In a review of what it would take to eradicate health inequalities, a report for NHS Scotland (Scott et al., 2013: 6) concluded that this can only be achieved ’if the underlying differences in income, wealth and power across society are reduced’. In a similar report, McCartney et al. (2012) reviewed the evidence for the higher rate of mortality in Scotland. They concluded that the continued high rates of mortality, despite improvements in health care, can be accounted for by a ’synthesis that begins from the changed political context of the 1980s, and the consequent hopelessness and community disruption experienced’ (2012: 459). Their summary of this synthesis of the evidence is presented in Figure 5.2.
It is a challenge for health psychologists to position themselves within this movement for change, but it is something that we need to reflect on as scholars and activists (Murray, 2012b). The life of Miguel D’Escoto Brockmann (1933—2017), whose frequently quoted exhortation opened this chapter, reminds us of this challenge. D’Escoto was a priest, a member of Nicaragua’s Sandinista government in the 1980s and ex-president of the UN General Assembly, whose commitment to social justice leaves a legacy and an inspiration. There is a need for a more social and political health psychology that is informed by contemporary debates about social change, but is also committed to the ideals of social justice (Murray, 2012a; Tileaga, 2013).
Figure 5.2 Representation of the synthesis of evidence of the cause of the higher rate of mortality in Scotland
Source: Reproduced with permission from Eslevier, Journal Public Health ’Why the Scots die younger: Synthesizing the evidence, June, 2012, Vol/Iss: 126 (6) pp.459—70
1. There is a need to clarify the character of the psychosocial explanations for the social inequalities in health.
2. Research on social inequalities needs to be combined with further research on ethnic and gender inequalities in health. Qualitative studies of the health experiences of people from different socio-economic backgrounds are of particular importance to our understanding of the psychological mechanisms underlying health variations. Further qualitative studies are also needed to explore the relationship between social positioning and health experience.

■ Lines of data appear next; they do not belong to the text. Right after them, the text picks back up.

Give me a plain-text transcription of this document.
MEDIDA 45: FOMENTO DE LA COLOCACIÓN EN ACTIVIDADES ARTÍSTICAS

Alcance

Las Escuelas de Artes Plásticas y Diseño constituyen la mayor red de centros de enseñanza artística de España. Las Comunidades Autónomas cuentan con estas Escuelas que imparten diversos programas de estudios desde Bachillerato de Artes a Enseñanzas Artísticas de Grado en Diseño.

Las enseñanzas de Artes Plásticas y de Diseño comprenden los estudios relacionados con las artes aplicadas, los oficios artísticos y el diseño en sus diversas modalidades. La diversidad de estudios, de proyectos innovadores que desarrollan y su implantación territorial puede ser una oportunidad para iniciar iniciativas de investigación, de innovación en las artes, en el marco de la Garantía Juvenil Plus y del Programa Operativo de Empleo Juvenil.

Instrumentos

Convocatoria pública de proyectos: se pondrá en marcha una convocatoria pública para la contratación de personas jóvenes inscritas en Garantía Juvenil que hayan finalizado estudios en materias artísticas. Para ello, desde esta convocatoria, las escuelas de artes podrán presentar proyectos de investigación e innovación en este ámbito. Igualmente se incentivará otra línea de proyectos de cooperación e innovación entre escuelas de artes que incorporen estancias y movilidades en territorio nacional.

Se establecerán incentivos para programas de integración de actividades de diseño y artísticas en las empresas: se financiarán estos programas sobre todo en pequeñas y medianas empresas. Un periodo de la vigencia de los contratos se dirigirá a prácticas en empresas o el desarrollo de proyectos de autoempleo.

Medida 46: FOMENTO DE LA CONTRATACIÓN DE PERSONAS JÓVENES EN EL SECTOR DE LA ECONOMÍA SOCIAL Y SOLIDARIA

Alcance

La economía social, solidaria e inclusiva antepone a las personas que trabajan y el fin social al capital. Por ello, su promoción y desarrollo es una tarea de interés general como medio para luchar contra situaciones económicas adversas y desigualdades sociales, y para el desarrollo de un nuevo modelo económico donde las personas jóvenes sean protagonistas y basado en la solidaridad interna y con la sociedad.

3. Forms of research on social inequalities in health need to explicitly consider how they can contribute to reducing them.
4. An essential aspect of future research is to consider the social and psychological obstacles to movements to alleviate social inequalities in health.
1. Health and illness are determined by social conditions.
2. There is a clear relationship between income and health, leading to the development of a social gradient.
3. Psychosocial explanations of these social variations include perceived inequality, stress, lack of control and less social connection.
4. Material explanations of the social gradient in health include reduced income and reduced access to services.
5. Political factors connect both psychosocial and material explanations in a broader causal chain.
6. Lay explanations of social inequalities in health include people’s immediate social and physical environment.
7. Social environment includes the character of people’s social relationships and their connection with the community.
8. Social justice is concerned with providing equal opportunities for all citizens. Socio-economic status (SES) and wealth are strongly related to health, illness and mortality. These gradients may be a consequence of differences in social cohesion, stress and personal control.
9. A health psychology committed to social justice needs to orient itself towards addressing the needs of the most disadvantaged in society.